The paper authored by Franz A. Heinsen presents a novel algorithm for routing capsules, aimed at enhancing the performance of capsule networks through a generalized form of "routing by agreement." This new form leverages the concept of evaluating the net benefit of input capsules to determine the activation of output capsules. The method is comprehensively evaluated across two distinct domains: computer vision and NLP, demonstrating versatility and efficacy in both arenas.

Key Contributions

  1. Unified Routing Framework: The proposed algorithm is a general-purpose adaptation of EM routing, which computes output capsule activations using the difference between their net benefit when used and net cost when ignored. This approach introduces a D-Step in the EM loop, calculating data shares used or ignored per input capsule, promising a nuanced handling of input data utility.
  2. State-of-the-Art Results in Vision: In the vision domain, the algorithm achieves a new benchmark accuracy of 99.1% on the smallNORB dataset. The model employs fewer parameters (272,000) compared to previous state-of-the-art models (310,000), requiring significantly fewer training epochs. The demonstrated ability to learn pose representations without additional supervision hints at the model's intrinsic capability to perform tasks analogous to "reverse graphics."
  3. State-of-the-Art Results in Language: In the language domain, the algorithm was used with a capsule network that classifies sentences from the Stanford Sentiment Treebank. Notably, the model achieved 58.5% accuracy on fine-grained labels (SST-5/R) and 95.6% on binary labels (SST-2/R), both of which set state-of-the-art performance among single-task models. The model effectively integrates non-finetuned transformer embeddings, presenting a compelling case for capsule networks in NLP tasks.
  4. Variable-Size Input Handling: One notable feature of the routing algorithm is its ability to accept variable-size inputs. This is particularly beneficial in tasks involving sequential data, where the number of input elements can vary. The application of routing to contextualized token embeddings in NLP illustrates the algorithm's capacity to handle diverse input structures effectively.

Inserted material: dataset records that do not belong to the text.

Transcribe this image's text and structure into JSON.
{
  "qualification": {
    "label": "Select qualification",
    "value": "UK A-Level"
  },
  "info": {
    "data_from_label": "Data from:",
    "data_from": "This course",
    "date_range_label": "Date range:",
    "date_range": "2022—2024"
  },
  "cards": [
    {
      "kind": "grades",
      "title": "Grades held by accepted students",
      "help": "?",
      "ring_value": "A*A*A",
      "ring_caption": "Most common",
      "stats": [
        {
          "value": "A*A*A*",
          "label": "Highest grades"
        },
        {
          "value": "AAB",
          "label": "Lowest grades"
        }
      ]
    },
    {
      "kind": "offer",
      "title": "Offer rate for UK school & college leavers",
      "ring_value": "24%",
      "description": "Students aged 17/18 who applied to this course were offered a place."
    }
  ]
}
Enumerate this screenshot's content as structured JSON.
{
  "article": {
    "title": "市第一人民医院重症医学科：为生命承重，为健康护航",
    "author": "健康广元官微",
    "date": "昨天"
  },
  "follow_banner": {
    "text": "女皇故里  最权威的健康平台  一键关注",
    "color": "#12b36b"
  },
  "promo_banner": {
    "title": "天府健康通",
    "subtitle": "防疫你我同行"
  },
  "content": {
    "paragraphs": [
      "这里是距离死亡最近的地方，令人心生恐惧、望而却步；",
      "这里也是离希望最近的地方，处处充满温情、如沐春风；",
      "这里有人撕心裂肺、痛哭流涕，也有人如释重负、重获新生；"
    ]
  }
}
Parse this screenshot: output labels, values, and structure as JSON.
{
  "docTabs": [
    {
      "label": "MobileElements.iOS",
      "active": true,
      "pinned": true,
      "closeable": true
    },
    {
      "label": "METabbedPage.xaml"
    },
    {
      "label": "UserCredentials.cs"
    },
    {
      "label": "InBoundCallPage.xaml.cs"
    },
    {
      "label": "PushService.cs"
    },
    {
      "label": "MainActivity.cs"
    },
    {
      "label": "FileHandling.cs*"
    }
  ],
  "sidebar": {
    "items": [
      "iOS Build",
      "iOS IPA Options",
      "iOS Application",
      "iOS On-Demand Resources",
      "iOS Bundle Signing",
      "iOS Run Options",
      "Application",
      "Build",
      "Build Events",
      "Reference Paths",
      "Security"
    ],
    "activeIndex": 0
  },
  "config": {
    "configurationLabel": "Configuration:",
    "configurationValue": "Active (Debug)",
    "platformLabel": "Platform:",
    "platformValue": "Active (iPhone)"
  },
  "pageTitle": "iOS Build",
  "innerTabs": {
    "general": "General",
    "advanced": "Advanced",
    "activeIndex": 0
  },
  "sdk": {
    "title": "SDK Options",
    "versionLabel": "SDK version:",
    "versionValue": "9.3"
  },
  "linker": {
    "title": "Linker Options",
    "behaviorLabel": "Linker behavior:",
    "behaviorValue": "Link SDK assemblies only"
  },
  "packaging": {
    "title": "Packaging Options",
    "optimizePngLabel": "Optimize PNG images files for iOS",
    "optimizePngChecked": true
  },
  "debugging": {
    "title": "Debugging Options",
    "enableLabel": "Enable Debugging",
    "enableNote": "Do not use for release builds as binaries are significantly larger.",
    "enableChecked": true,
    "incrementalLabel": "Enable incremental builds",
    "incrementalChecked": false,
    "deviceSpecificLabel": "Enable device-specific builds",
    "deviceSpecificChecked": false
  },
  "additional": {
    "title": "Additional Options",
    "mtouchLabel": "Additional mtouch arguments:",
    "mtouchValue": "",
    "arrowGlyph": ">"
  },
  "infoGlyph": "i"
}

Implications and Future Directions

The implications of this research span both practical applications and theoretical developments. Practically, the ability to achieve high accuracy with fewer parameters can reduce computational costs and time. Theoretically, the approach offers insights into improving clustering and agreement mechanisms within neural networks, making it a candidate methodology for exploration in various domains including robotics and complex scene understanding tasks.

Future research could focus on the scalability of the routing algorithm considering the computational requirements of capsule networks. Moreover, integrating capsule routing mechanisms with transformers could potentially lead to advancements in both model architectures and training efficiencies across tasks that incorporate complex structured data.

Conclusion

This paper lays the groundwork for a more unified and efficient approach to capsule network design, accommodating a variety of data types and tasks. The shared success across vision and language domains without tailored tuning underscores the algorithm's robustness and adaptability, marking a significant contribution to general-purpose learning frameworks. As AI systems advance, mechanisms such as this, which marry efficiency with versatility, will be pivotal in crafting adaptable and intelligent systems.